Detecting adenoma, especially in AA, is involved in the effectiveness of FIT-based CRC screening21. FIT can detect CRC with high sensitivity and specificity; however, these values, especially in sensitivity, are relatively decreased in the detection of AA8,22. Therefore, improvement of the sensitivity of AA might be able to improve the performance of FIT for CRC screening. Usage of antithrombotic drugs, which could facilitate bleeding from adenoma, is expected to enhance the sensitivity of FIT for detecting AA15. In the present study, the sensitivity and PPV tended to be higher in regard to all colorectal neoplasia and NAA in antithrombotic drugs administration group, although there was no statistically significant difference. Removal of as many adenomatous polyps as possible during colonoscopy leads to the prevention of CRC death23. This might indicate that increasing the sensitivity of NAA detection could be used to add value to CRC screening. Further studies are needed to determine whether antithrombotic agents may actually increase the sensitivity of NAA.

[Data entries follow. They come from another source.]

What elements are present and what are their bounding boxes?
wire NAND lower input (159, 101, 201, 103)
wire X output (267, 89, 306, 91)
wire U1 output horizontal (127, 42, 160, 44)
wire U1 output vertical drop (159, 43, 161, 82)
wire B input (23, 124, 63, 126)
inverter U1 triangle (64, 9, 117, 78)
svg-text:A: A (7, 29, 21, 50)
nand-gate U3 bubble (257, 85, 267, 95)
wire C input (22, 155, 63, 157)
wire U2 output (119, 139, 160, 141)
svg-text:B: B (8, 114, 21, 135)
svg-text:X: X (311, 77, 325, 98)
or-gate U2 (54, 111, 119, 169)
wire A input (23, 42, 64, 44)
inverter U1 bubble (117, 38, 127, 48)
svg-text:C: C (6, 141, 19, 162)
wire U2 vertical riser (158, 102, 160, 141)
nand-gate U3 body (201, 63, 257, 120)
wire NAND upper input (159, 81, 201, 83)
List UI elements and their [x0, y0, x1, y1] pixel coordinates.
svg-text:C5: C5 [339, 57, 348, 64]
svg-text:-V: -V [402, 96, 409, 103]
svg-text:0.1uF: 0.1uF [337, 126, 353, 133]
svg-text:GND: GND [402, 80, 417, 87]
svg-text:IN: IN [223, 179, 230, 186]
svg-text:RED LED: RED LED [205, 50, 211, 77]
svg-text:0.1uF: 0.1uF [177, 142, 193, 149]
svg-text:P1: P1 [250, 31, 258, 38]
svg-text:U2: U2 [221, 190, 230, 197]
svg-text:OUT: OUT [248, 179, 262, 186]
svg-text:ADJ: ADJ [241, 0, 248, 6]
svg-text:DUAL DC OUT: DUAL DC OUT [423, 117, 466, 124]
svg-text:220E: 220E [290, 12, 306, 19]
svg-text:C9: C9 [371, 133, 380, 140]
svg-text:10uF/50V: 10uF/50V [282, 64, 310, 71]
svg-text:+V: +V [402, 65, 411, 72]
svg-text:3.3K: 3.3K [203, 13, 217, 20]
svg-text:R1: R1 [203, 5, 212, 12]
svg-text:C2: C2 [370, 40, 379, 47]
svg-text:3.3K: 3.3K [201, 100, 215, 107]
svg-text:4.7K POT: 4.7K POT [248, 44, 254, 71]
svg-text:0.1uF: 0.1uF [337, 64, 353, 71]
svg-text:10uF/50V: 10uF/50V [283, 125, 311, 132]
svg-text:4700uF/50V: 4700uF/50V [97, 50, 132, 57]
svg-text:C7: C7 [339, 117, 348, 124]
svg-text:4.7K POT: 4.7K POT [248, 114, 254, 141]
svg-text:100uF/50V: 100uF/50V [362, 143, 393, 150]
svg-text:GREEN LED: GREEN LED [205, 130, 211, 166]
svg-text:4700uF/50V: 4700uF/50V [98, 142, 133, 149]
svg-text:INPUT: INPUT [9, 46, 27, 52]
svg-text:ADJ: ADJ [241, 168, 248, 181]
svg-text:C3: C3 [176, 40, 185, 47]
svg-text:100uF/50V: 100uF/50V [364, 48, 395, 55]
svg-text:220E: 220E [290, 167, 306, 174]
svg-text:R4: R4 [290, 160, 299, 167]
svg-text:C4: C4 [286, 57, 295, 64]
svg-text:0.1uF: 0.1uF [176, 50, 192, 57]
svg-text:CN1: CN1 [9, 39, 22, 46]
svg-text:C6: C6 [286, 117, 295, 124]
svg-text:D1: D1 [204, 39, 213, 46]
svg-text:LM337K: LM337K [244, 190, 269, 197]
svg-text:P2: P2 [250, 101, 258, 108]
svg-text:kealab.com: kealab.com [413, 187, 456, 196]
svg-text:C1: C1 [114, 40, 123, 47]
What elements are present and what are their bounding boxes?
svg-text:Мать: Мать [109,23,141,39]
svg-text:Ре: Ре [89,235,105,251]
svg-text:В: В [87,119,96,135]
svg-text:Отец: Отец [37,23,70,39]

The present study has some limitations. First, this was a retrospective study with a small sample size. In particular, due to the limited sample size of the patients that received DOAC and anticoagulant such as warfarin, we could not do a statistical analysis on them. Further multicenter, large-scale studies should be conducted to confirm the results of the present study. Second, it is necessary to verify whether the cutoff value and the kit used in the present study were appropriate. Because the cut-off value may influence the sensitivity and PPV of CRC screening, it is necessary to set a most appropriate value. Patients were enrolled from university and general hospitals in the present study, but the prevalence of colorectal tumors may differ between these hospitals. This is also one of the limitations because the prevalence is a major factor affecting PPV.

In conclusion, the results of our study suggest that antithrombotic drugs may not have a large impact on FIT sensitivity, specificity, PPV, or NPV in screening for CN. Therefore, in patients who take antithrombotic drugs, there may not be as many false positives as previously thought.